Devillers Hugo, Schbath Sophie
INRA, UR1077, Mathématique, Informatique, et Génome, Jouy-en-Josas, France.
J Comput Biol. 2012 Jan;19(1):1-12. doi: 10.1089/cmb.2011.0070. Epub 2011 Dec 9.
Word matches are widely used to compare genomic sequences. Complete genome alignment methods often rely on the use of matches as anchors for building their alignments, and various alignment-free approaches that characterize similarities between large sequences are based on word matches. Among matches that are retrieved from the comparison of two genomic sequences, a part of them may correspond to spurious matches (SMs), which are matches obtained by chance rather than by homologous relationships. The number of SMs depends on the minimal match length (ℓ) that has to be set in the algorithm used to retrieve them. Indeed, if ℓ is too small, a lot of matches are recovered but most of them are SMs. Conversely, if ℓ is too large, fewer matches are retrieved but many smaller significant matches are certainly ignored. To date, the choice of ℓ mostly depends on empirical threshold values rather than robust statistical methods.
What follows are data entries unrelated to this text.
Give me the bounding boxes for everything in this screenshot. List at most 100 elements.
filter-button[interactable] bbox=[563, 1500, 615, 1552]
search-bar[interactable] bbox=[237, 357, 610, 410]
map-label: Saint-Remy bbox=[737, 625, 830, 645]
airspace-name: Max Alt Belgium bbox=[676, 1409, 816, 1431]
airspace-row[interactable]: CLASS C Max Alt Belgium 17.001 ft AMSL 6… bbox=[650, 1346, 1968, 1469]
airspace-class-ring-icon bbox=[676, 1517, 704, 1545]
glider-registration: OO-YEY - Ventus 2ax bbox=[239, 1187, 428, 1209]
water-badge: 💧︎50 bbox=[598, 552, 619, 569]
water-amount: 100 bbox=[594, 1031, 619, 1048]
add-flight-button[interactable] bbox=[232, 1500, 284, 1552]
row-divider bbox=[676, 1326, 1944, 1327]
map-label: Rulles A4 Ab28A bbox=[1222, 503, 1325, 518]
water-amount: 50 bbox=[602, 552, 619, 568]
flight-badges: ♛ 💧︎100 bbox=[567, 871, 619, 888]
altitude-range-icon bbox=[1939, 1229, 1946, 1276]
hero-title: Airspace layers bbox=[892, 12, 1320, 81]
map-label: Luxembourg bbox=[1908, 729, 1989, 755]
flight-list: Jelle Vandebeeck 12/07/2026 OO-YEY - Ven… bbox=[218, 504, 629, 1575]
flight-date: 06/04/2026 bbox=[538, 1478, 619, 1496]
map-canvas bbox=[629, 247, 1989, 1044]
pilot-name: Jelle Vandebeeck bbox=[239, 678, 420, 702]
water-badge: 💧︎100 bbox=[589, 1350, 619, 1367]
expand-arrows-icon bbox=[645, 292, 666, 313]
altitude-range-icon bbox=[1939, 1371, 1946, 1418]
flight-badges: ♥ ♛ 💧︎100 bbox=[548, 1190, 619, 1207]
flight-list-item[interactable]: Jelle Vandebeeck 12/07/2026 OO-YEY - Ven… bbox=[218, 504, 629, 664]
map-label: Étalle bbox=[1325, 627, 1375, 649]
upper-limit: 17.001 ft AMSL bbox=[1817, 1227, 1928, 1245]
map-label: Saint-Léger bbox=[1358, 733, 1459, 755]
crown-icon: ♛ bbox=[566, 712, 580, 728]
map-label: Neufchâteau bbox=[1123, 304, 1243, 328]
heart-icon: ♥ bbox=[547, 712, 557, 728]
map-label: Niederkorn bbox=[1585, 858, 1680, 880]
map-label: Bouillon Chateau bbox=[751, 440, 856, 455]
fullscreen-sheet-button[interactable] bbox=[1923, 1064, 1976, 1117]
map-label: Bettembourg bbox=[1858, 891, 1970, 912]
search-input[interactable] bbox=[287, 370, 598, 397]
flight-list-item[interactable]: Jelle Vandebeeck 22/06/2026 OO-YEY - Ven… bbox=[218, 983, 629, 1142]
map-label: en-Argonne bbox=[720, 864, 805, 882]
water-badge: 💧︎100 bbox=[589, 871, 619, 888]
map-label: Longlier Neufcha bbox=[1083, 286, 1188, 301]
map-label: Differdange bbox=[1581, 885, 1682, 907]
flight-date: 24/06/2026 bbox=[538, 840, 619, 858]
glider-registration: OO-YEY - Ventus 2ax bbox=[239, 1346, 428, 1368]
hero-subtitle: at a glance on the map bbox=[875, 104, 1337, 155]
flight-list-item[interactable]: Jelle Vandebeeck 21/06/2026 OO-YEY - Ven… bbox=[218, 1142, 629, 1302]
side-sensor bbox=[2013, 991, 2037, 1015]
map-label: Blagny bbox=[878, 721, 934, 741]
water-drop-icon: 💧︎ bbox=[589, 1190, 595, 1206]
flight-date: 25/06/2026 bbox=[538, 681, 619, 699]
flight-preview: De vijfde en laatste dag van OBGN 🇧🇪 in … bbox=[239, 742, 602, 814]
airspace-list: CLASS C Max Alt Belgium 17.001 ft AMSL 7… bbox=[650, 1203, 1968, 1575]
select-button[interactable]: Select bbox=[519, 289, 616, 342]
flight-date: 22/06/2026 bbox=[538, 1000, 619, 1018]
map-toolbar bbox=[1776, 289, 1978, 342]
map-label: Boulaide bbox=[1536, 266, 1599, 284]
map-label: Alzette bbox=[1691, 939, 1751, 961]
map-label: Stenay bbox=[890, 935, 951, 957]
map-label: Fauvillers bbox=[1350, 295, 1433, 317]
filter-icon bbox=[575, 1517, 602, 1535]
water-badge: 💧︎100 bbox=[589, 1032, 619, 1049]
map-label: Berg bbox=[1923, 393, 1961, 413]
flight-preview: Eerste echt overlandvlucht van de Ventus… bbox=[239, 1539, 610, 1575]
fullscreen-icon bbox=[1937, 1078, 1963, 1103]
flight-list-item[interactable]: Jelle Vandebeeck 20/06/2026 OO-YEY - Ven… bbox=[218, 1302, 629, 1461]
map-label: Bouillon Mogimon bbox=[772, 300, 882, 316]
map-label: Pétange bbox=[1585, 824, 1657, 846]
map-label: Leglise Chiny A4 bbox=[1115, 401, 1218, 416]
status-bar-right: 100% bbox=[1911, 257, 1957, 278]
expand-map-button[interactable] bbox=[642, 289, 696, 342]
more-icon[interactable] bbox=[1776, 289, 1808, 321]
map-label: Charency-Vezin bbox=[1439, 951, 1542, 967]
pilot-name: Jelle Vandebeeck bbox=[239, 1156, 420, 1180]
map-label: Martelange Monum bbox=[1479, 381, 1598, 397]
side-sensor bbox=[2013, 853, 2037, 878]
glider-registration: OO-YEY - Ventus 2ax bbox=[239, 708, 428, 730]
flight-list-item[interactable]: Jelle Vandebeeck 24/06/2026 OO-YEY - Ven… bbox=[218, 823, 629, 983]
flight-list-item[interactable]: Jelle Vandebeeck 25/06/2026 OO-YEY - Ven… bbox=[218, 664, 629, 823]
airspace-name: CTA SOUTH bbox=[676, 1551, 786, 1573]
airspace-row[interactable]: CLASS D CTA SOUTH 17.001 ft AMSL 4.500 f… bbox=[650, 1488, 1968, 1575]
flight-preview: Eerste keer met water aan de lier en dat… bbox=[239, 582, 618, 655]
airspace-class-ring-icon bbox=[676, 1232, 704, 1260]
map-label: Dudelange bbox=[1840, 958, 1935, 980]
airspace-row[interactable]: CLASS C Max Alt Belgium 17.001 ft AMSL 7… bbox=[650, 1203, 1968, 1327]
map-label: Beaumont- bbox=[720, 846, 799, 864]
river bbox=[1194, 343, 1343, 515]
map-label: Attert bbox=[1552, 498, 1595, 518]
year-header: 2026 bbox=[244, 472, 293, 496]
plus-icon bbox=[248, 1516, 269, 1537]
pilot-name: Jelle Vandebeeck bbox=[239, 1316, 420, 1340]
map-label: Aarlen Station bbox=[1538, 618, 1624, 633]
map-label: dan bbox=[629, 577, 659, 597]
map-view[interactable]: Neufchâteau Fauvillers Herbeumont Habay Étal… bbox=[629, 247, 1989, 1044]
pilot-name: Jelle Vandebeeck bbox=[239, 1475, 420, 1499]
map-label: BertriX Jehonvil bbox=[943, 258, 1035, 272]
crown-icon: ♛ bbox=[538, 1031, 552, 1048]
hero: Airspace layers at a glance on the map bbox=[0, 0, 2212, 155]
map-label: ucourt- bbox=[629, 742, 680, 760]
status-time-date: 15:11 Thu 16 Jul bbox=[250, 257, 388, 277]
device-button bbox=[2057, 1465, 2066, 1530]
To overcome this problem, we propose a statistical approach based on the use of a mixture model of geometric distributions to characterize the distribution of the length of matches obtained from the comparison of two genomic sequences.
单词匹配被广泛用于比较基因组序列。完整基因组比对方法通常依赖于将匹配作为构建比对的锚点,并且各种表征大序列之间相似性的无比对方法都是基于单词匹配。在从两个基因组序列比较中检索到的匹配中,其中一部分可能对应于虚假匹配(SM),即偶然获得而非通过同源关系得到的匹配。虚假匹配的数量取决于用于检索它们的算法中必须设置的最小匹配长度(ℓ)。实际上,如果ℓ太小,会检索到许多匹配,但其中大多数是虚假匹配。相反,如果ℓ太大,检索到的匹配较少,但许多较小的显著匹配肯定会被忽略。迄今为止,ℓ的选择主要取决于经验阈值,而非稳健的统计方法。为克服这一问题,我们提出一种基于使用几何分布混合模型的统计方法,以表征从两个基因组序列比较中获得的匹配长度的分布。